Da ist z.B. dieser sehr freundlich wirkende Niederländer. Ob er Hilfe brauche, frage ich ihn und wir kommen ins Gespräch. Wir reden über FACE, I-D, über Nick Knight und dessen Buch „Skinheads“, von dem wir beide Fans sind. Wir unterhalten uns über Musik, über Konzerte, entdecken gemeinsame Lieblingsbands, irgendwann sagt er unachtsam, dass er auch ein Buch gemacht habe. Kenne ich das? Famouz heiße es… und da wird mir ein bisschen schwindelig. Es ist ein Buch mit großartigen Porträts von Musikern, über die wir gerade eben noch gesprochen haben. Wir haben das Buch schon unzählige Male verkauft und auch jetzt ist es vorrätig, ich ziehe es aus dem Regal und verrate dem Fotografen, dass viele Porträts zu meinen Lieblingsbildern gehören. Aber vor allem eines der Bilder darin hat extrem große Bedeutung für mich. Einst hing es als Ausriss aus einem Magazin über meinem Bett. Die Aufnahme zeigt die vier Mitglieder einer Band von hinten, die die Stufen zur Lancaster Subway Station hinuntersteigen. Nur einer der jungen Männer dreht sich noch einmal um. Und wirft den Blick zurück. Es ist Ian Curtis von Joy Divsion. Immer wieder habe ich in das Bild soviel Bedeutung hineingelesen und den Blick, den er über die Schulter wirft, unzählige Male neu interpretiert. Jetzt fühlt es sich sehr merkwürdig an, dass ich Jahre später dem Autor des Bildes gegenüberstehe. Aber der Fotograf selbst ist zu dieser Zeit eigentlich noch am Anfang seiner eigenen riesigen Popstarkarriere, er wirkt fast schüchtern und unheimlich zuvorkommend – er hängt dort an der Wand und natürlich wissen das die meisten, es ist Anton Corbijn. Er wird sich immer wieder, wenn er in Hamburg ist, Zeit nehmen, in der Buchhandlung vorbeizuschauen.

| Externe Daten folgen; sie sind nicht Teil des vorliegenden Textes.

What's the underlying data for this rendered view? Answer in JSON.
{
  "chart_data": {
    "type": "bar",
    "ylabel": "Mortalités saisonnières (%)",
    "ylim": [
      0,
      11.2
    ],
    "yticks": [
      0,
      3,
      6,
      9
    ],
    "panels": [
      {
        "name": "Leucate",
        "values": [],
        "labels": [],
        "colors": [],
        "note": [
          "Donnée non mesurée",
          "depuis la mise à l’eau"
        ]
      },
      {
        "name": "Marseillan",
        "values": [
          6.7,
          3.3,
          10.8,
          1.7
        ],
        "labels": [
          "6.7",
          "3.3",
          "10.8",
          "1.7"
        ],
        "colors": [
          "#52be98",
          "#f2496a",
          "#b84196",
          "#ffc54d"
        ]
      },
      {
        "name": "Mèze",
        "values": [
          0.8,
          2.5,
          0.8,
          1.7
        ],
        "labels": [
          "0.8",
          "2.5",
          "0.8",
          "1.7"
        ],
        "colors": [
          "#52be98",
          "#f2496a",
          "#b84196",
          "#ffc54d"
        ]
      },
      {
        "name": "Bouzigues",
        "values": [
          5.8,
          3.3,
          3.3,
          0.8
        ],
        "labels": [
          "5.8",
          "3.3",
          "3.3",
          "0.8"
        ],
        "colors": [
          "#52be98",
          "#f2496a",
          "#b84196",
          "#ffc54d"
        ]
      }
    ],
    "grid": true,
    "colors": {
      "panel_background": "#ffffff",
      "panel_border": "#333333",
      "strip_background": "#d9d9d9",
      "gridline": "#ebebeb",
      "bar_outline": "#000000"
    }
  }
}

Solch interessante Begegnungen gibt es immer wieder. Aber es muss kein Anton Corbijn, kein Anders Petersen sein, kein Peter Lindbergh sein, kein Martin Parr, nicht die damaligen Stars, um denkwürdige Begegnungen zu erleben und tolle Arbeiten präsentiert zu bekommen. Keine Ahnung, warum das so ist, aber der Buchhändler scheint in der allgemeinen Wahrnehmung eine vertrauensvolle Person, der man gerne seine Fotomappe zeigt und auch zu anderen Lebensthemen konsultiert. Ein Kunde geht, ein anderer kommt. Es fehlt nur noch, dass man ausruft: Der Nächste bitte!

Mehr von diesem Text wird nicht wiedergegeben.